Kongre baskınından Wagner isyanına
Yılların NATO’su bile tek sesli olmaktan çıktı. Türkiye, Macaristan derken çanak çömlek Rusya’da patladı. Rusya’nın günümüzün modası vekalet savaşlarını yürütmek için bir enstrüman gibi dizayn ettiği, birkaç yerde başarılı bir şekilde kullandığı Wagner adlı devşirme paralı askerler, Osmanlı tabiri ile kazan kaldırdı. Tam da Amerika’yı karpuz gibi ortadan yaran, Demokratlarla Cumhuriyetçiler arasındaki kavganın boyutları Kongre binasını basmaya, eski bir Başkanın hapse atılmasına varabilecek hukuk savaşlarına kadar uzanırken, yani dünya Atlantik ötesinden bir kroşe beklerken, kroşe ters taraftan geldi. Rusya’da görülmedik bir iş oldu, bir başkaldırı başladı, Putin’in deyimiyle darbe belirtileri görüldü. Her şey karışınca NATO’da ani toparlanma, Rusya cephesinde dağılmaya tanık olduk ve çanak çömlek patladı.
Bence bu durumda ne olup biteni anlamak için biraz geriye dönmek, girişte sözüne ettiğim Makyavelli’nin 15. Yüzyılda küçük prensliklere bölünmüş İtalya’da, bu prensliklerin birbirlerine karşı giriştikleri kavgada birbirini alt etmek için izledikleri kısa süreli ittifaklar politikalarını, strateji ve taktikleri incelemek gerekir diye düşünüyorum. Bu durumun nasıl üstesinden gelebileceğimiz konusunda buradan yararlı bazı bilgiler edinebiliriz.
Makyavelli ve Kondartiev döngüsü
Makyavelli Prens’te böyle çok faktörlü karmaşık dengeleri anlatıyor çünkü o dönemde İtalya birbirine üstünlük kurmaya çalışan küçük prensliklere böyle düştü ve bunlar sürekli birbiriyle savaş halindeydi ama savaşı sürdürebilmek için ittifaklara ihtiyaçları vardı. Bir bakıyorsunuz Milano Siena ile beraber, öte yanda bir başkası Floransa ile beraber.
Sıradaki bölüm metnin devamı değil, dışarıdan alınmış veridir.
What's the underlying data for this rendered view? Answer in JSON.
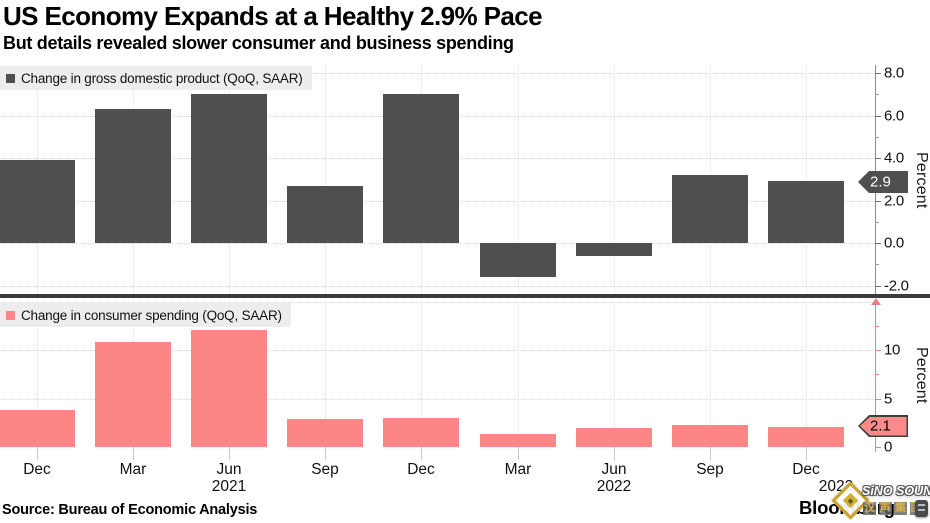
{
  "title": "US Economy Expands at a Healthy 2.9% Pace",
  "subtitle": "But details revealed slower consumer and business spending",
  "source": "Source: Bureau of Economic Analysis",
  "brand": "Bloomberg",
  "watermark": {
    "line1": "SiNO SOUND",
    "line2": "汉声集团",
    "diamond_icon": "gold-diamond-logo"
  },
  "colors": {
    "gdp_bar": "#4f4f4f",
    "spending_bar": "#fc8686",
    "gray_axis": "#8c8c8c",
    "pink_axis": "#ee7f7f",
    "grid": "#d9d9d9",
    "legend_bg": "#ededed",
    "divider": "#3b3b3b",
    "tag_gdp_bg": "#4f4f4f",
    "tag_gdp_text": "#ffffff",
    "tag_spending_bg": "#fb8a8a",
    "tag_spending_text": "#000000"
  },
  "x_axis": {
    "tick_labels": [
      "Dec",
      "Mar",
      "Jun",
      "Sep",
      "Dec",
      "Mar",
      "Jun",
      "Sep",
      "Dec"
    ],
    "year_labels": [
      "2021",
      "2022",
      "2023"
    ]
  },
  "chart_data": [
    {
      "type": "bar",
      "name": "gdp",
      "legend": "Change in gross domestic product (QoQ, SAAR)",
      "categories": [
        "Dec 2020",
        "Mar 2021",
        "Jun 2021",
        "Sep 2021",
        "Dec 2021",
        "Mar 2022",
        "Jun 2022",
        "Sep 2022",
        "Dec 2022"
      ],
      "values": [
        3.9,
        6.3,
        7.0,
        2.7,
        7.0,
        -1.6,
        -0.6,
        3.2,
        2.9
      ],
      "title": "",
      "xlabel": "",
      "ylabel": "Percent",
      "ylim": [
        -2.5,
        8.4
      ],
      "yticks_major": [
        8,
        6,
        4,
        2,
        0,
        -2
      ],
      "ytick_labels": [
        "8.0",
        "6.0",
        "4.0",
        "2.0",
        "0.0",
        "-2.0"
      ],
      "yticks_minor": [
        7,
        5,
        3,
        1,
        -1
      ],
      "gridlines": [
        8,
        6,
        4,
        2,
        0,
        -2
      ],
      "grid": true,
      "legend_position": "top-left",
      "last_value_label": "2.9"
    },
    {
      "type": "bar",
      "name": "consumer-spending",
      "legend": "Change in consumer spending (QoQ, SAAR)",
      "categories": [
        "Dec 2020",
        "Mar 2021",
        "Jun 2021",
        "Sep 2021",
        "Dec 2021",
        "Mar 2022",
        "Jun 2022",
        "Sep 2022",
        "Dec 2022"
      ],
      "values": [
        3.8,
        10.8,
        12.1,
        2.9,
        3.0,
        1.3,
        2.0,
        2.3,
        2.1
      ],
      "title": "",
      "xlabel": "",
      "ylabel": "Percent",
      "ylim": [
        0,
        15
      ],
      "yticks_major": [
        10,
        5,
        0
      ],
      "ytick_labels": [
        "10",
        "5",
        "0"
      ],
      "yticks_minor": [
        12.5,
        7.5,
        2.5
      ],
      "gridlines": [
        15,
        10,
        5,
        0
      ],
      "grid": true,
      "legend_position": "top-left",
      "axis_truncated_arrow": "up",
      "last_value_label": "2.1"
    }
  ]
}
Roma/Papalık dışında, bir kavga dövüş gidiyor, hatta papalık makamı ile işgal ediliyordu. Bu sefer silahlı çatışma son dakikada önlendiyse de, bu işler bitip gitmedi.
Bu bölünmüşlük ve kör döğüşü içinde bu kargaşadan birkaç on yıla kadar yeni bir dünya düzeni çıkacak, çünkü bu tür sarsıntılardan sonra hep öyle oldu, Vestfalya Barışı, Napoleon Savaşları, Almanya ve İtalya Birliği savaşları, Birinci Dünya Savaşı, İkinci Dünya Savaşı gibi…
Bir başka Nikola’nın, Nikolay Kondratiev’in işaret ettiği gibi bu işler döngüler halinde ilerliyor. İkinci Dünya Savaşı döngüsünün yarattığı düzenin de sonuna geldik galiba. Ama savaşın da maliyeti arttı. Başka çözümler bulmak gerekecek.